- Also known as: The Choice 2020: Trump vs. Biden
- Genre: Documentary
- Directed by: Michael Kirk
- Country of origin: United States
- Original language: English

Production
- Producers: Michael Kirk; Mike Wiser; Philip Bennett; Jim Gilmore; Gabrielle Schonder;
- Running time: 120 minutes
- Production companies: Frontline; Kirk Documentary Group;

Original release
- Network: PBS
- Release: September 22, 2020

= The Choice 2020 =

2020 television documentary film

The Choice 2020: Trump vs. Biden is a 2020 television documentary film about the Republican and Democratic Party nominees for the 2020 United States presidential election: President Donald Trump and former Vice President Joe Biden respectively. Produced by the investigative journalism program Frontline for PBS, it aims to better inform American voters in their choice by recounting the two major nominees' character and past deeds. Co-produced and directed by Michael Kirk, the film premiered on PBS and simultaneously made available to stream on the broadcaster's website and YouTube channel on September 22, 2020. Biden would ultimately be elected President of the United States that November, setting a record for the most votes ever received by a presidential candidate. He also became the first man to defeat an incumbent president in 28 years and received the highest percentage of the popular vote over an incumbent president since Franklin Roosevelt in 1932.

==Interviewees==

- Yamiche Alcindor, PBS NewsHour
- Peter Baker, journalist
- Jill Biden, wife of Joe Biden
- John Bolton, former National Security Advisor
- Carol Moseley Braun, former senator
- Rep. Jim Clyburn, since 1993
- Rudy Giuliani, Donald Trump's lawyer
- Valerie Jarrett, fmr. Obama adviser
- Rep. Jim Jordan, since 2007
- Corey Lewandowski, fmr. Trump campaign manager
- David Marcus, cousin of Roy Cohn
- Peggy Noonan, The Wall Street Journal political columnist
- Valerie Biden Owens, Joe Biden's sister
- Anthony Scaramucci, fmr. Trump campaign adviser
- Yusef Salaam, Central Park jogger case
- Bakari Sellers, CNN political analyst
- Mary Trump, Donald Trump's niece
- Angela Wright, Clarence Thomas accuser

==Production==
The Choice 2020 is the ninth installment of The Choice, a series of television films produced by the American investigative journalism program Frontline beginning in 1988, with each film aiming to better inform American voters about the two major candidates of a respective presidential election. The installment was first discussed at a Television Critics Association press tour by director Michael Kirk and Frontline executive producer Raney Aronson-Rath on July 28, 2020, and was later formally announced on August 7. A three-minute trailer was released on the same day of its announcement.
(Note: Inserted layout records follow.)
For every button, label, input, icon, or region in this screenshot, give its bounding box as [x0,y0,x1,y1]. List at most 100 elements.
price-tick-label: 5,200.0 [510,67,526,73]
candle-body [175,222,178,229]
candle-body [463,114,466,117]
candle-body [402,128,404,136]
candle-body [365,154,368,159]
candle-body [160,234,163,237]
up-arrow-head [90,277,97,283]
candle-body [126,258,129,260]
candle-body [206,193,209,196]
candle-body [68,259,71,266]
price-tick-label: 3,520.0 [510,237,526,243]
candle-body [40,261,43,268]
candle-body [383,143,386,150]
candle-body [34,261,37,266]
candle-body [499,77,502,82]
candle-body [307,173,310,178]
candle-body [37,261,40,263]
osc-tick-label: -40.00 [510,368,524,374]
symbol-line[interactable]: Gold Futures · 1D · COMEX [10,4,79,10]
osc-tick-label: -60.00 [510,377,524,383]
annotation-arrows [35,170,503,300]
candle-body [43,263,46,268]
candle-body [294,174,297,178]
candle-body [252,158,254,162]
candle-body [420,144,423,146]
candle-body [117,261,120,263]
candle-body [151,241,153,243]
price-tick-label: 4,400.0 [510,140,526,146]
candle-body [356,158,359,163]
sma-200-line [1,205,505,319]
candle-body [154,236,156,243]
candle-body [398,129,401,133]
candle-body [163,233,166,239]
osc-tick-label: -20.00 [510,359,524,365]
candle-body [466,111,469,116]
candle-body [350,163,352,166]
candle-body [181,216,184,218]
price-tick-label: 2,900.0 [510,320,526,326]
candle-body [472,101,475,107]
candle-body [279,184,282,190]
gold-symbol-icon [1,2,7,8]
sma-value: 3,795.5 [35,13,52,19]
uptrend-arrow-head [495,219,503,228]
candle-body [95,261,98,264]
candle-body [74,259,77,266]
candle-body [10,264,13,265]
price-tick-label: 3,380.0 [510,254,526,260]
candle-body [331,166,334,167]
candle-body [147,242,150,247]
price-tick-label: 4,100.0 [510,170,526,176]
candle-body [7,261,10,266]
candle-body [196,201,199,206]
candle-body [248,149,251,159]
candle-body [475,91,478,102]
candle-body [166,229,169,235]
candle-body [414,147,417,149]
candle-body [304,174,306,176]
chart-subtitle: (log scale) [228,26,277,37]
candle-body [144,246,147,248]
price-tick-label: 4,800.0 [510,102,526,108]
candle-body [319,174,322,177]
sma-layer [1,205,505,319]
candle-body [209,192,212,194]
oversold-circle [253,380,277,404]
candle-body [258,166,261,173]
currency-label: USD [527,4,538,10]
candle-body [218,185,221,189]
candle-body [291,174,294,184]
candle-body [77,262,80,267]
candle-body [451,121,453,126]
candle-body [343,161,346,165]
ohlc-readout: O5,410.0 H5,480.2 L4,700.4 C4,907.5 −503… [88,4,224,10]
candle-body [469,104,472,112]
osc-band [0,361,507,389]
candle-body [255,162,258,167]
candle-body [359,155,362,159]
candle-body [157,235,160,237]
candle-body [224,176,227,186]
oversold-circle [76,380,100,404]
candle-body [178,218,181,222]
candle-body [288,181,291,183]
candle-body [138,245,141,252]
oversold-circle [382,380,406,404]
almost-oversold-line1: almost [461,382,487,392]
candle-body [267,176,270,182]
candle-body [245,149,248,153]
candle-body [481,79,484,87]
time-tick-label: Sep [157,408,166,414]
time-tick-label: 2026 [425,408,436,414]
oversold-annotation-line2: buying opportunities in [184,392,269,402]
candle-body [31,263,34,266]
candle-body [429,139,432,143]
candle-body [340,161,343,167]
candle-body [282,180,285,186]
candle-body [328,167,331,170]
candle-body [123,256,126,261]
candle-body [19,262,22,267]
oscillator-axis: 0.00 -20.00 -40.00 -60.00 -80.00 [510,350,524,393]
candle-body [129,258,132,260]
Kirk explained that he approached the film seeking a new way of telling the stories of President Donald Trump and former Vice President Joe Biden, as they are "two people who have been in the public eye for a half century". Due to the COVID-19 pandemic afflicting the United States during the 2020 election season, the film's production team could not fully conduct face-to-face interviews as done in previous installments of The Choice. Kirk stated that the team had to use the videotelephony software program Zoom for most of their interviews, stating that "I’m used to interviewing people for hours at a time. Doing that over Zoom is a challenge in its own." At the same time, Kirk considers The Choice 2020 to be the "most important and essential" out of the five installments he has made so far due to the nation's deep political divide, along with the pandemic, a weakened economy, and renewed grievances against systemic racism.

As the film was aired during what Rath described as a "perilous time" for the United States, Frontline decided to release some of its interviews in advance of the film's premiere as part of the program's ongoing Transparency Project, beginning on September 14 with Mary Trump's interview.

== Reception ==
The Daily Beast wrote, "Beyond spin...thoughtful [and] in-depth."